Green’s Dictionary of Slang

stooge v.

[stooge n.]

1. (orig. US) to work as an assistant or underling; thus stooged adj., having assistants or underlings.

[US]R. Chandler Big Sleep 110: We’re glad to stooge for a shamus of his standing.
[US]H.E. Helseth Chair for Martin Rome 197: I’m sick and tired of this place and all these goofs stooging around, playing copper.
[UK]P. Larkin ‘He Hears that his Beloved has become Engaged’ Coll.
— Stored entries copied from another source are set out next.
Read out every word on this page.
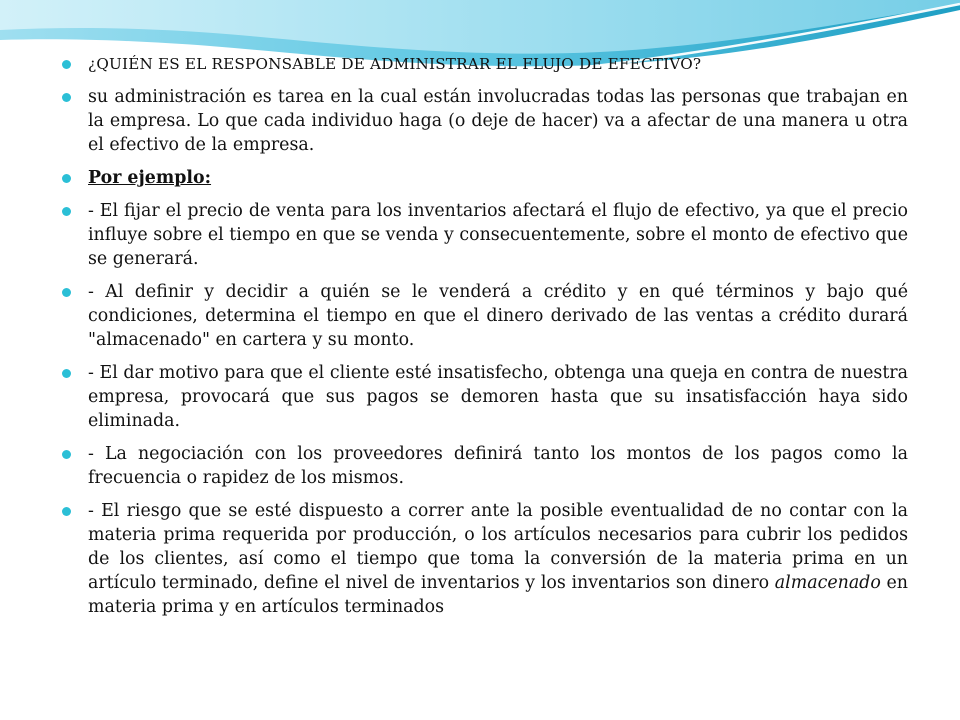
¿QUIÉN ES EL RESPONSABLE DE ADMINISTRAR EL FLUJO DE EFECTIVO?
su administración es tarea en la cual están involucradas todas las personas que trabajan en la empresa. Lo que cada individuo haga (o deje de hacer) va a afectar de una manera u otra el efectivo de la empresa.
Por ejemplo:
- El fijar el precio de venta para los inventarios afectará el flujo de efectivo, ya que el precio influye sobre el tiempo en que se venda y consecuentemente, sobre el monto de efectivo que se generará.
- Al definir y decidir a quién se le venderá a crédito y en qué términos y bajo qué condiciones, determina el tiempo en que el dinero derivado de las ventas a crédito durará "almacenado" en cartera y su monto.
- El dar motivo para que el cliente esté insatisfecho, obtenga una queja en contra de nuestra empresa, provocará que sus pagos se demoren hasta que su insatisfacción haya sido eliminada.
- La negociación con los proveedores definirá tanto los montos de los pagos como la frecuencia o rapidez de los mismos.
- El riesgo que se esté dispuesto a correr ante la posible eventualidad de no contar con la materia prima requerida por producción, o los artículos necesarios para cubrir los pedidos de los clientes, así como el tiempo que toma la conversión de la materia prima en un artículo terminado, define el nivel de inventarios y los inventarios son dinero almacenado en materia prima y en artículos terminados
Poems (1988) 66: We thought you stooging for the management.
[UK]N. Cohn Awopbop. (1970) 105: You can’t really play image unless you’re well surrounded at all times, stooged and bodyguarded.

2. to idle, to wait around.

[Aus]Barrier Miner (Broken Hill, NSW) 19 Sept. 1/5: He saw him in a stooging position at the side of the road.
[UK]D. Bolster Roll On My Twelve 234: A hot sunny afternoon when we were stooging about waiting for the convoy to sort themselves out.

3. to inform against someone.

[US]N. Heard Howard Street 134: You ain’t plannin’ to stooge, is you?

4. (Aus./US, also stooge it out on) to fool, to deceive.

[US]H. Ellison Web of the City (1983) 74: Greaseball [...] would not tolerate these kids stooging it out on him.
[US]R. Conot Rivers of Blood 155: Ralph Reese saw the telecast in company with some of the youths he had been trying to convince to cool it. ‘Man,’ said a boy, ‘how come you come here stooging us like that?’.
[Aus]M.B. ‘Chopper’ Read How to Shoot Friends 34: She could make between $200 and $500 a week, depending on how many mugs she could stooge.
[US]Mad mag. June 23: Good one, Dylan, You full-on stooged him.